Best resistance band workouts

Under 15-minute beginner resistance band workout

Length: 12:30
Equipment needed: Tube bands with handles

This is a great beginner's workout — whether you're new to working out with resistance bands, or new to working out entirely. It's short but intense; it's made up entirely of low-impact strength exercises, and none of the moves are cardio filler just to "keep you moving." The workout is well-organized, and the breaks between sets offer enough time for the instructor to explain the upcoming move so even total newbies will be able to transition seamlessly. In addition to the narration, the video also has audio and visual cues such as chimes, a countdown timer, and a progress bar. While this might not seem necessary, it is extremely helpful if you're trying to follow a workout video in a less-than-optimal setting, such as on the five-inch screen of a smartphone.

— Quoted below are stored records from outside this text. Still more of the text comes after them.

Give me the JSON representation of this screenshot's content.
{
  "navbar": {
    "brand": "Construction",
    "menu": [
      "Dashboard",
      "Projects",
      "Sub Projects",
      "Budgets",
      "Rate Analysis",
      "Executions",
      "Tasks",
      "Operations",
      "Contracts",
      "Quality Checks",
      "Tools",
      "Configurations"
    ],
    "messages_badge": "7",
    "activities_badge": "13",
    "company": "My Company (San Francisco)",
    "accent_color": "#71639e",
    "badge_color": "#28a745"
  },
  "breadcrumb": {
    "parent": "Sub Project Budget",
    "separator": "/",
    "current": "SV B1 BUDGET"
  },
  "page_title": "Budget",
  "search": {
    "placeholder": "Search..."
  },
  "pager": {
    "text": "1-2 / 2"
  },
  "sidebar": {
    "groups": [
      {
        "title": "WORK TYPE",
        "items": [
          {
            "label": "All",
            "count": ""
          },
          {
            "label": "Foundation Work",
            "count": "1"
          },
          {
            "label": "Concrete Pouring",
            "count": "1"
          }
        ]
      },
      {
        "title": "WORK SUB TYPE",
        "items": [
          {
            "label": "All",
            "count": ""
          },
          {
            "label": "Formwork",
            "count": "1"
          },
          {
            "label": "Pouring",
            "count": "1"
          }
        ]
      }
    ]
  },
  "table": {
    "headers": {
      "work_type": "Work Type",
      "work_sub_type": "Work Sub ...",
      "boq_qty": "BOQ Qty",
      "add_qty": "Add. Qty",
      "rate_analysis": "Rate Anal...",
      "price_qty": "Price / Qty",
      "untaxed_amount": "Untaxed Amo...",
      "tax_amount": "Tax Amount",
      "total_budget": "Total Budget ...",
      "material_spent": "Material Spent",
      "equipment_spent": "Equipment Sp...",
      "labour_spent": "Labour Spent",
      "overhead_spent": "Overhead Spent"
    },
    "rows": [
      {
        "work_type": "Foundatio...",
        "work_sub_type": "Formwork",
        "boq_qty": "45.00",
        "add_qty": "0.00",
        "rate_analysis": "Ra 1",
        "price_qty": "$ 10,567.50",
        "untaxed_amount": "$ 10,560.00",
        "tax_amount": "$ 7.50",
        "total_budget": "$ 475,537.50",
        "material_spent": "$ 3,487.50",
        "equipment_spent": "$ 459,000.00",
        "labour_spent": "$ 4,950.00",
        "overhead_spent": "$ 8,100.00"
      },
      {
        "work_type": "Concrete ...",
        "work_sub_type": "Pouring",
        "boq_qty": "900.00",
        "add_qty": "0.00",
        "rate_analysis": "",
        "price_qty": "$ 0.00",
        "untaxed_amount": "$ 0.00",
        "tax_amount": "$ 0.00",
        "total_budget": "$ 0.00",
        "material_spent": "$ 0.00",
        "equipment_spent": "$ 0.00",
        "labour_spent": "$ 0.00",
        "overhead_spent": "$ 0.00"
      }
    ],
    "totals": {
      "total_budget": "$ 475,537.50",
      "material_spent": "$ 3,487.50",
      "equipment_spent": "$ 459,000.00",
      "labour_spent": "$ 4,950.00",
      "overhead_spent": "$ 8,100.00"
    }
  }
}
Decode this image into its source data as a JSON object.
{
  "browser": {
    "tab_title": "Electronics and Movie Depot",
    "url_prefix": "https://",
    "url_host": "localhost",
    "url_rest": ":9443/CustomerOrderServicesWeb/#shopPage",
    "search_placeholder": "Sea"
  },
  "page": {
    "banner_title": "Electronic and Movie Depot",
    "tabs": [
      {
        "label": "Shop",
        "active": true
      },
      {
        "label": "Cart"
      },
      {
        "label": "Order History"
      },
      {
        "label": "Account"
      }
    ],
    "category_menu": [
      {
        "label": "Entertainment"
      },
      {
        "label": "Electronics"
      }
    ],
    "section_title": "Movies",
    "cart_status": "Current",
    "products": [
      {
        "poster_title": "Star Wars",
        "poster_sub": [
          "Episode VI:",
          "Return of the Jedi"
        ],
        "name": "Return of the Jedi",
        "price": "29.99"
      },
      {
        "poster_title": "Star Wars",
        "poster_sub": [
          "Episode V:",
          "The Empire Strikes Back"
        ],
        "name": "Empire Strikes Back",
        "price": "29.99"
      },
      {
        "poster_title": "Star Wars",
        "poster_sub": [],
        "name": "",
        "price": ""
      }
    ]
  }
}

Full-body mini resistance band workout

Length: 25 minutes
Equipment needed: Mini loop band

A lot of "full-body" workouts are way too focused on big movement — literally, exercises that work out your entire body. This is a great actual full-body workout, and is divided between legs/lower body, arms/upper body, and abs, with full-body movements between each section. This workout isn't narrated, but each exercise is labeled and demonstrated visually in between sets — it's pretty easy to follow, and there are additional audio cues (chime) and visual cues (set countdown timer) to help you stay on track.

Full-body resistance band pilates

Length: 20 minutes
Equipment needed: Flat/therapy bands

Flat or therapy resistance bands are typically used for physical therapy rather than workouts. But not all workouts need to be for fat-burning or muscle-building. Pilates is an easy, low-impact workout that helps improve your flexibility, posture, and balance. If you don't do a lot of Pilates, stretching, or paying attention to your posture, figuring out exactly what you need to do is a little intimidating, which is why I like this full-body pilates workout: It's easy to follow and the instructor does a lot of explaining, but it's paced fast enough that you won't get bored.

Full-body resistance band training workout

Length: 25 minutes
Equipment needed: Loop band

This workout combines full-body strength training with bursts of HIIT. If that sounds super intense, that's because it is — you'll both love and hate this one. All resistance band workouts can be adjusted to fit your fitness level, but this workout is geared slightly more toward veteran gym-goers. It's not difficult to follow along, but there isn't as much instruction (especially before the exercise starts); total beginners may feel lost at times. Also, this video has a different feel than the other videos on the list — more candid and rough around the edges — which you may find works better (or worse) to keep you motivated.

Resistance band workout: Abs & core

Length: 10 minutes
Equipment needed: Mini loop band

The nice thing about this ab workout is that it's flexible enough to work for a range of fitness levels. It's easy to follow (each exercise is narrated and demonstrated in the breaks) and the movements are easy enough to perform if you're a beginner; a lot of ab exercises can be discouragingly difficult to get right when you're just starting out. But you'll still get a fantastic (and painful) ab workout if you're not a beginner.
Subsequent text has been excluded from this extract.